6. B. S. Ridgway, ” Birds, ‘Meniskoi’, and Head attributes in Archaic Greece,” AJA 94 (1990) 583-612. P. Danner, ” Meniskoi und Obeloi. Zum Schutz von Statuen und Bauwerken vor den Vögeln,” ÖJh 62 (1993) 19-28, objects; Th. Schäfer, “Gepikt und Versteckt. Zur Bedeutung und Funktion aufgerauhter Oberflächen in der spätarchaischen und frühklassischen Plastik,” JdI 111 (1996) 25-74, esp. 43 and n. 70, acknowledges my theory and seems to accept it, even if only partially. U. Kron, “Götterkronen und Priesterdiademe. Zu den griechischen Ursprüngen der sog. Büstenkronen,” Festschrift für Jale Inan (1989, publ. 1991) 373-90, although not concerned with meniskoi as such, independently mentions some of the examples I cite for ornamented helmets, adds more, and reaches comparable conclusions. I regret that K. consistently uses the first edition of my The Archaic Style in Greek Sculpture (1977) instead of the greatly expanded second edition (1993) that takes into account the many discoveries and publications of the intervening 16 years.
7. Indicative of K.’s approach is the following passage (p. 138): “The kore figures are nevertheless not to be thought of as honorary statues in the later sense of the term. It is significant that they appear anonymously, and that in the inscription only the name of the dedicator is given. Funerary korai were different in that they represented deceased women from the private sphere. The listing of their names was a necessary part of their function as funerary monuments. By contrast, the korai of the Akropolis depicted living girls who stood in the public and sacred temenos. They were underage parthenoi and members of their fathers’ oikoi; it was their fathers who decided their fate and as a rule commissioned their statues. Unlike that of their ‘sisters’ on tombs, the identity of the Akropolis korai could be discovered only through the patronymic.
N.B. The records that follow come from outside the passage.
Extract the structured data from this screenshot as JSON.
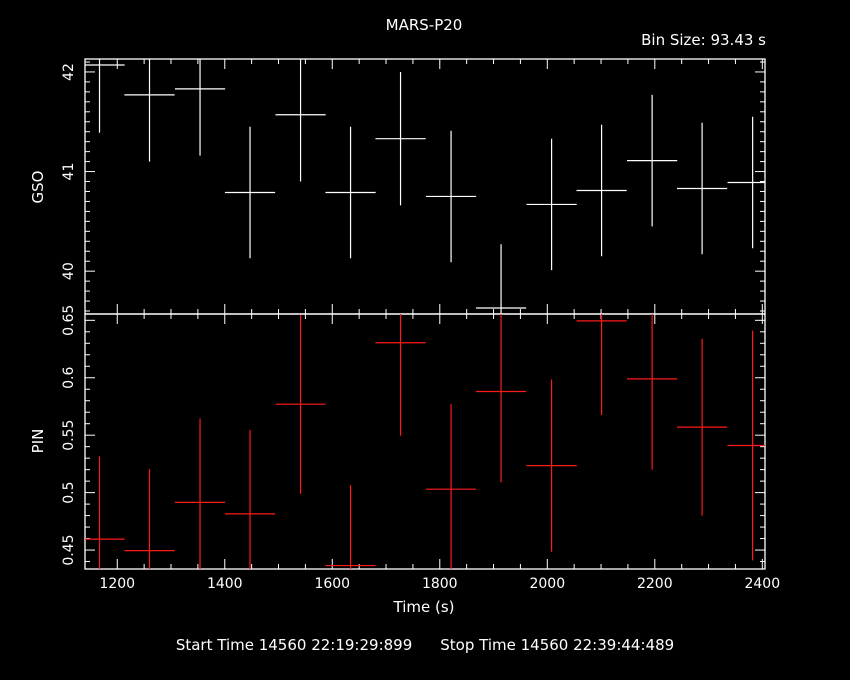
{
  "header": {
    "title": "MARS-P20",
    "bin_size": "Bin Size: 93.43 s"
  },
  "footer": {
    "start_time": "Start Time 14560 22:19:29:899",
    "stop_time": "Stop Time 14560 22:39:44:489"
  },
  "chart_data": [
    {
      "type": "scatter",
      "name_axis": "GSO",
      "ylabel": "GSO",
      "xlabel": "",
      "color": "#ffffff",
      "xlim": [
        1140,
        2405
      ],
      "ylim": [
        39.57,
        42.13
      ],
      "yticks": [
        40,
        41,
        42
      ],
      "half_width": 46.7,
      "points": [
        {
          "x": 1167,
          "y": 42.07,
          "err": 0.68
        },
        {
          "x": 1260,
          "y": 41.77,
          "err": 0.67
        },
        {
          "x": 1354,
          "y": 41.83,
          "err": 0.67
        },
        {
          "x": 1447,
          "y": 40.79,
          "err": 0.66
        },
        {
          "x": 1541,
          "y": 41.57,
          "err": 0.67
        },
        {
          "x": 1634,
          "y": 40.79,
          "err": 0.66
        },
        {
          "x": 1727,
          "y": 41.33,
          "err": 0.67
        },
        {
          "x": 1821,
          "y": 40.75,
          "err": 0.66
        },
        {
          "x": 1914,
          "y": 39.63,
          "err": 0.64
        },
        {
          "x": 2008,
          "y": 40.67,
          "err": 0.66
        },
        {
          "x": 2101,
          "y": 40.81,
          "err": 0.66
        },
        {
          "x": 2195,
          "y": 41.11,
          "err": 0.66
        },
        {
          "x": 2288,
          "y": 40.83,
          "err": 0.66
        },
        {
          "x": 2382,
          "y": 40.89,
          "err": 0.66
        }
      ]
    },
    {
      "type": "scatter",
      "name_axis": "PIN",
      "ylabel": "PIN",
      "xlabel": "Time (s)",
      "color": "#ff1a1a",
      "xlim": [
        1140,
        2405
      ],
      "ylim": [
        0.4335,
        0.6555
      ],
      "yticks": [
        0.45,
        0.5,
        0.55,
        0.6,
        0.65
      ],
      "ytick_labels": [
        "0.45",
        "0.5",
        "0.55",
        "0.6",
        "0.65"
      ],
      "xticks": [
        1200,
        1400,
        1600,
        1800,
        2000,
        2200,
        2400
      ],
      "half_width": 46.7,
      "points": [
        {
          "x": 1167,
          "y": 0.4595,
          "err": 0.072
        },
        {
          "x": 1260,
          "y": 0.4495,
          "err": 0.071
        },
        {
          "x": 1354,
          "y": 0.4915,
          "err": 0.073
        },
        {
          "x": 1447,
          "y": 0.4815,
          "err": 0.073
        },
        {
          "x": 1541,
          "y": 0.577,
          "err": 0.078
        },
        {
          "x": 1634,
          "y": 0.4365,
          "err": 0.07
        },
        {
          "x": 1727,
          "y": 0.6305,
          "err": 0.081
        },
        {
          "x": 1821,
          "y": 0.503,
          "err": 0.074
        },
        {
          "x": 1914,
          "y": 0.588,
          "err": 0.079
        },
        {
          "x": 2008,
          "y": 0.5235,
          "err": 0.075
        },
        {
          "x": 2101,
          "y": 0.6495,
          "err": 0.082
        },
        {
          "x": 2195,
          "y": 0.599,
          "err": 0.079
        },
        {
          "x": 2288,
          "y": 0.557,
          "err": 0.077
        },
        {
          "x": 2382,
          "y": 0.541,
          "err": 0.1
        }
      ]
    }
  ]
}
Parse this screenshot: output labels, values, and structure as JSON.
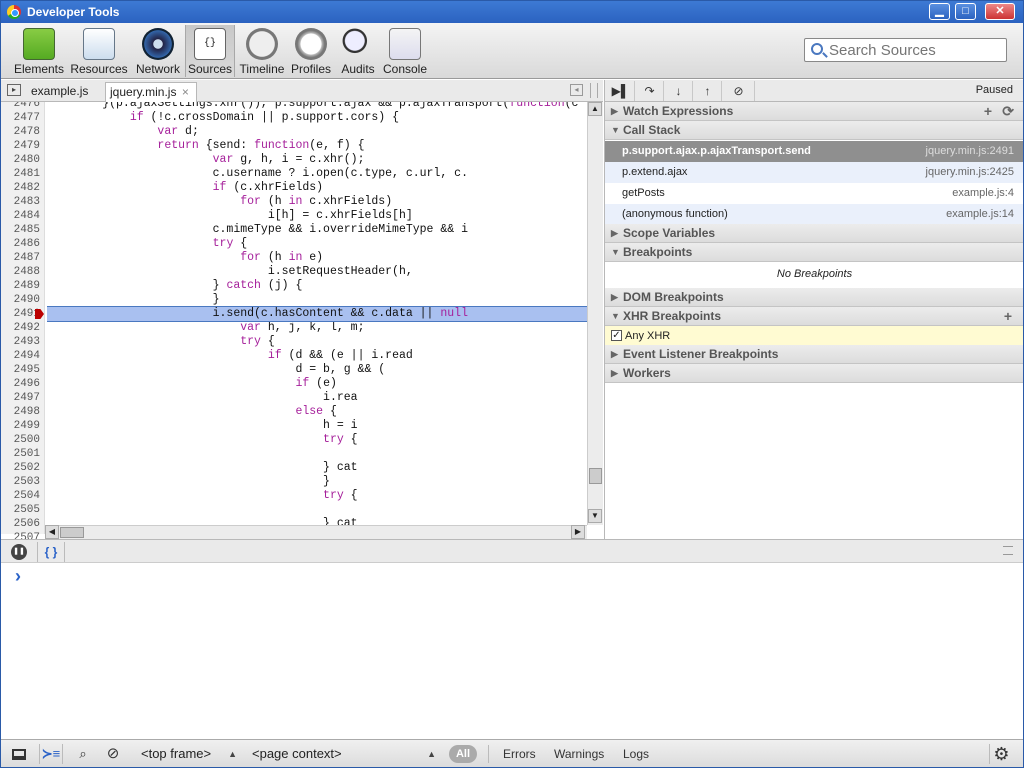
{
  "window": {
    "title": "Developer Tools",
    "minimize": "▁",
    "maximize": "□",
    "close": "✕"
  },
  "toolbar": {
    "tools": [
      {
        "label": "Elements",
        "icon": "elements-icon"
      },
      {
        "label": "Resources",
        "icon": "resources-icon"
      },
      {
        "label": "Network",
        "icon": "network-icon"
      },
      {
        "label": "Sources",
        "icon": "sources-icon",
        "selected": true
      },
      {
        "label": "Timeline",
        "icon": "timeline-icon"
      },
      {
        "label": "Profiles",
        "icon": "profiles-icon"
      },
      {
        "label": "Audits",
        "icon": "audits-icon"
      },
      {
        "label": "Console",
        "icon": "console-icon"
      }
    ],
    "search_placeholder": "Search Sources"
  },
  "file_tabs": [
    {
      "label": "example.js"
    },
    {
      "label": "jquery.min.js",
      "close": "×",
      "active": true
    }
  ],
  "debugger": {
    "status": "Paused"
  },
  "editor": {
    "lines": [
      {
        "n": "2476",
        "code": "        }(p.ajaxSettings.xhr()), p.support.ajax && p.ajaxTransport(function(c"
      },
      {
        "n": "2477",
        "code": "            if (!c.crossDomain || p.support.cors) {"
      },
      {
        "n": "2478",
        "code": "                var d;"
      },
      {
        "n": "2479",
        "code": "                return {send: function(e, f) {"
      },
      {
        "n": "2480",
        "code": "                        var g, h, i = c.xhr();"
      },
      {
        "n": "2481",
        "code": "                        c.username ? i.open(c.type, c.url, c."
      },
      {
        "n": "2482",
        "code": "                        if (c.xhrFields)"
      },
      {
        "n": "2483",
        "code": "                            for (h in c.xhrFields)"
      },
      {
        "n": "2484",
        "code": "                                i[h] = c.xhrFields[h]"
      },
      {
        "n": "2485",
        "code": "                        c.mimeType && i.overrideMimeType && i"
      },
      {
        "n": "2486",
        "code": "                        try {"
      },
      {
        "n": "2487",
        "code": "                            for (h in e)"
      },
      {
        "n": "2488",
        "code": "                                i.setRequestHeader(h,"
      },
      {
        "n": "2489",
        "code": "                        } catch (j) {"
      },
      {
        "n": "2490",
        "code": "                        }"
      },
      {
        "n": "2491",
        "code": "                        i.send(c.hasContent && c.data || null",
        "exec": true
      },
      {
        "n": "2492",
        "code": "                            var h, j, k, l, m;"
      },
      {
        "n": "2493",
        "code": "                            try {"
      },
      {
        "n": "2494",
        "code": "                                if (d && (e || i.read"
      },
      {
        "n": "2495",
        "code": "                                    d = b, g && ("
      },
      {
        "n": "2496",
        "code": "                                    if (e)"
      },
      {
        "n": "2497",
        "code": "                                        i.rea"
      },
      {
        "n": "2498",
        "code": "                                    else {"
      },
      {
        "n": "2499",
        "code": "                                        h = i"
      },
      {
        "n": "2500",
        "code": "                                        try {"
      },
      {
        "n": "2501",
        "code": ""
      },
      {
        "n": "2502",
        "code": "                                        } cat"
      },
      {
        "n": "2503",
        "code": "                                        }"
      },
      {
        "n": "2504",
        "code": "                                        try {"
      },
      {
        "n": "2505",
        "code": ""
      },
      {
        "n": "2506",
        "code": "                                        } cat"
      },
      {
        "n": "2507",
        "code": ""
      }
    ]
  },
  "sidebar": {
    "watch": {
      "title": "Watch Expressions",
      "add": "+",
      "refresh": "⟳"
    },
    "callstack": {
      "title": "Call Stack",
      "frames": [
        {
          "fn": "p.support.ajax.p.ajaxTransport.send",
          "loc": "jquery.min.js:2491",
          "selected": true
        },
        {
          "fn": "p.extend.ajax",
          "loc": "jquery.min.js:2425"
        },
        {
          "fn": "getPosts",
          "loc": "example.js:4"
        },
        {
          "fn": "(anonymous function)",
          "loc": "example.js:14"
        }
      ]
    },
    "scope": {
      "title": "Scope Variables"
    },
    "breakpoints": {
      "title": "Breakpoints",
      "empty": "No Breakpoints"
    },
    "dom_breakpoints": {
      "title": "DOM Breakpoints"
    },
    "xhr_breakpoints": {
      "title": "XHR Breakpoints",
      "add": "+",
      "item": "Any XHR"
    },
    "event_breakpoints": {
      "title": "Event Listener Breakpoints"
    },
    "workers": {
      "title": "Workers"
    }
  },
  "drawer": {
    "pause_label": "❚❚",
    "pretty_print": "{ }",
    "prompt": "›"
  },
  "statusbar": {
    "frame": "<top frame>",
    "context": "<page context>",
    "levels": [
      "All",
      "Errors",
      "Warnings",
      "Logs"
    ],
    "settings": "⚙"
  }
}
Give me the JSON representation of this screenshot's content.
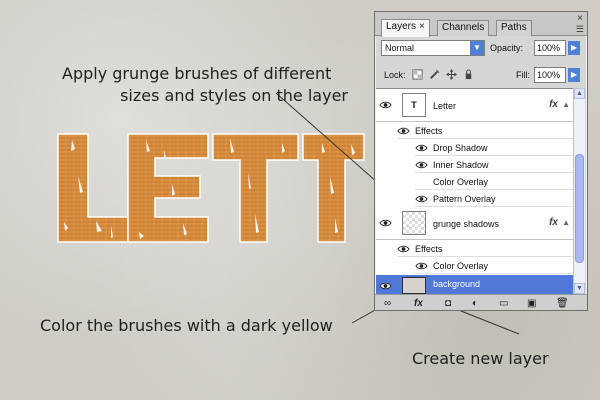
{
  "annotations": {
    "line1": "Apply grunge brushes of different",
    "line2": "sizes and styles on the layer",
    "line3": "Color the brushes with a dark yellow",
    "line4": "Create new layer"
  },
  "artwork": {
    "text": "LETT"
  },
  "layers_panel": {
    "tabs": [
      {
        "label": "Layers",
        "active": true
      },
      {
        "label": "Channels",
        "active": false
      },
      {
        "label": "Paths",
        "active": false
      }
    ],
    "blend_mode": "Normal",
    "opacity_label": "Opacity:",
    "opacity_value": "100%",
    "lock_label": "Lock:",
    "fill_label": "Fill:",
    "fill_value": "100%",
    "layers": [
      {
        "name": "Letter",
        "thumb_text": "T",
        "fx": "fx",
        "effects_label": "Effects",
        "effects": [
          "Drop Shadow",
          "Inner Shadow",
          "Color Overlay",
          "Pattern Overlay"
        ]
      },
      {
        "name": "grunge shadows",
        "fx": "fx",
        "effects_label": "Effects",
        "effects": [
          "Color Overlay"
        ]
      },
      {
        "name": "background",
        "selected": true
      }
    ],
    "bottom_tools": [
      "link-layers",
      "fx",
      "mask",
      "adjustment",
      "group",
      "new-layer",
      "delete"
    ]
  },
  "colors": {
    "letter_fill": "#d99342",
    "selection_blue": "#4f78d8"
  }
}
Nevertheless it was probably clear to every Athenian which daughter from which house was represented.” Another book on korai, M. Stieber, The Poetics of Appearance in the Attic Korai, (2004) argues that the statues have realistic traits, but her definition of realism is best understood as characterization rather than as portraiture. She does, however, collect more literary references than K.
8. Female/male confusion: e.g., p. 15 and n. 28 (P. Karakatsanis), p. 40 (A. Peschlow-Bindokat), p. 104 (S. Kane; also cited as “idem” instead of “eadem”), etc. Greek names: e.g., Naoussa/Nausa (pp. 59, 71); Aegina/Aigina; Pallini, etc. Note also that “on the processional route” is not a literal translation of the Greek cited, although given within quotation marks (p. 50). — British terms: e.g., braids instead of tresses (p. 27, etc.). Other translation problems: p 22 n. 138: is “earlier” meant instead of “younger”? P. 36: Kore M4 cannot be “older” than M3, although it is probably the older of the two Milesian korai holding a bird (M4 and M11; cf. p. 37 and Table 3.1). — Archaeological denominations: e.g., “ante” (p. 46 n. 136); Italic/Italian Agora, for Agora of the Italians (p. 73 & passim), etc. — Garments: p. 69: see supra, n. 3; p. 104: a kore from Kyrene is first said to wear only a chiton, then the hem of her “himation” is described. — Incidentally, could the “skin-bottle or purse” in the right hand of kore M11 (p. 39, pl. 46a) be part of the front swag of her himation grasped together with her skirt? I seem to detect a weight at the tip of the rendering. Cf. also p. 54 and pl. 51a-c (Theangela Kore). attributes: p. 56, the “bird kore of Cheramyes (pls. 8-9)” holds a hare instead. — Bibliographical reference missing: e.g., p. 130 n. 205, Berlin 1997. P. 16, n. 59, for January 1999 read January 1991.